Berkurangnya angka-angka itu terasa sangat menyenangkan karena itu berarti
semakin dekat waktu kita untuk berjumpa.tetapi sekarang, aku tak tahu harus
memulai berhitung mundur dari angka berapa. Dan sepertinya aku hanya bisa menghitung
maju...dan itu berawal dari saat Tuhan menjemputmu.
Setapak demi
setapak, sehari demi sehari aku akan berusaha sepertimu. Seorang yang selalu
bersemangat, selalu optimis dan siap melangkah maju apapun resikonya.
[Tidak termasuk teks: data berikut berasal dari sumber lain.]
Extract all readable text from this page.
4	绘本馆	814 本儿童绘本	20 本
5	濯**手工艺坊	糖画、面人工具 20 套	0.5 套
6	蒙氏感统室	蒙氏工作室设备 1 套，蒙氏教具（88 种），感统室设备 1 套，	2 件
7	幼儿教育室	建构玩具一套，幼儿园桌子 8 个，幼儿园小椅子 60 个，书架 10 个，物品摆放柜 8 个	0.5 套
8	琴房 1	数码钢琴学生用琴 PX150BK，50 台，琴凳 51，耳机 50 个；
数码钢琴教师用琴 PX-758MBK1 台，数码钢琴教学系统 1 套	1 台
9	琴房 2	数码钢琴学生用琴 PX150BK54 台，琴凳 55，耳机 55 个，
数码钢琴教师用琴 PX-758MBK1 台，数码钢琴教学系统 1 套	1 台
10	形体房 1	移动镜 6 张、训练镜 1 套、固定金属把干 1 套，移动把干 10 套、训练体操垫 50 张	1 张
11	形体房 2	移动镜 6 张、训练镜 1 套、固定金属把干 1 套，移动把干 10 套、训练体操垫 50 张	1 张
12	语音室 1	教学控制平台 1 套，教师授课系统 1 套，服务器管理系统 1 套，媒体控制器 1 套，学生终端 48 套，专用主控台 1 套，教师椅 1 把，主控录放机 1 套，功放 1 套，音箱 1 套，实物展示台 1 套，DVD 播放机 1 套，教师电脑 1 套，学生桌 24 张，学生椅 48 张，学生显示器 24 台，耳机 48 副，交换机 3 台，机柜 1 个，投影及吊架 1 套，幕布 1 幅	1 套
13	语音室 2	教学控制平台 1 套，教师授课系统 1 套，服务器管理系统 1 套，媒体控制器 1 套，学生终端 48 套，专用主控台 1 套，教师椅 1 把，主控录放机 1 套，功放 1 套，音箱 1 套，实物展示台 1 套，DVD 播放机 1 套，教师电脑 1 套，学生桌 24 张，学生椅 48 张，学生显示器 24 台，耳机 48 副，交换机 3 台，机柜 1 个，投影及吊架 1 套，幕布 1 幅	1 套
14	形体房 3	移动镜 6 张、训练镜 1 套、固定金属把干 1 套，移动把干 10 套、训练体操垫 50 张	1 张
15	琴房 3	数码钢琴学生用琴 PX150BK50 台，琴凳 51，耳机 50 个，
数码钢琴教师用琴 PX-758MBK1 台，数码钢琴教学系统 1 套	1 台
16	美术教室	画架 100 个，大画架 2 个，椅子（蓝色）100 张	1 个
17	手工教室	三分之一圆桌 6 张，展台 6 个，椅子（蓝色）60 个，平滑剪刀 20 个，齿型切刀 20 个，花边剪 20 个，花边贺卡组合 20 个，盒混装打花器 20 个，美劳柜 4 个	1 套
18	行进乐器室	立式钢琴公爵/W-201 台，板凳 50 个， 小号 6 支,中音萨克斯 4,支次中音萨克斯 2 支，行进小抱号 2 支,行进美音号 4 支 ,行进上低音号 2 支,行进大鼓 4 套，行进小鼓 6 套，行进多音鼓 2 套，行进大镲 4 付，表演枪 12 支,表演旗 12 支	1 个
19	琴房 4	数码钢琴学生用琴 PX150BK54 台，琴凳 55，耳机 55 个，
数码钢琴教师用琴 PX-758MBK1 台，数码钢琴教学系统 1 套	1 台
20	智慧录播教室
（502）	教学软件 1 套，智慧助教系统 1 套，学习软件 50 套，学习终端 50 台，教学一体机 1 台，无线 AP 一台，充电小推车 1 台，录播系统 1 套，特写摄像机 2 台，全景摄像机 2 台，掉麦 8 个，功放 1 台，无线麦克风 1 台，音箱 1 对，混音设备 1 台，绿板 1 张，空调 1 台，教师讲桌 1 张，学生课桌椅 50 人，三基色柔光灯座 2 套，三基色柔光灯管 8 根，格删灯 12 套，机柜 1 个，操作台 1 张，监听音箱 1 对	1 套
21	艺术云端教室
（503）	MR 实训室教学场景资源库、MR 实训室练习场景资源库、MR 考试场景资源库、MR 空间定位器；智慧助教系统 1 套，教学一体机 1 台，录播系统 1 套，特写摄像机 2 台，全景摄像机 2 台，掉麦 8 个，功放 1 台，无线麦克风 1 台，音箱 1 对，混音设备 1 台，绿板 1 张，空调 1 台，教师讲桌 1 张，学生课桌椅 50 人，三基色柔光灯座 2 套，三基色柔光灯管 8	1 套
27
Saat kita
mulai angkaran-pertengkarakrab, pacaran jarak jauh, perten yang kita alami,
semuanya merupakan perjuangan kita untuk sampai pada saat kita berjalan
berdampingan di lorong itu dan saling mengucapkan janji pernikahan kita di
hadapan Tuhan. Tak berakhir sampai di situ. Sebagaiman yang pernah kau katakan
saat kita berpacaran, bahwa nantinya akan banyak cobaan dan permasalahan dalam
hidup kita dan kita pasti bisa mengatasinya bersama-sama...berdua kita pasti
mampu melewatnya dan bertumbuh karenanya...berdua...bersama kita bisa. Itu yang
dulu kau ucapkan dan aku menyakininya juga. Aku yakin kau selalu bersamaku,
selalu di sampingku, selalu menjagaku. Semua itu karena aku yakin bahwa kau
seperti bintang yang selalu ada meskipun mataku mampu lagi menangkap bayanganmu,
tak mampu menangkap sinarmu. Kaulah bintangku, kesatriaku.
Semakin hari
aku berharap aku bisa semakin memiliki kesabaran yang lebih dari sebelumnya,
semakin kuat dari sebelumnya, semakin tabah dari sebelumnya, semakin dewasa
dari sebelumnya. Semakin menjadi pribadi yang baik dan pantas ketika nanti
saatku tiba, aku dapat berjumpa kembali denganmu dalam kehidupan kekal. Saat
itulah yang aku tunggu-tunggu.
Aku mencintaimu,
kemarin, hari ini, esok dan selamanya.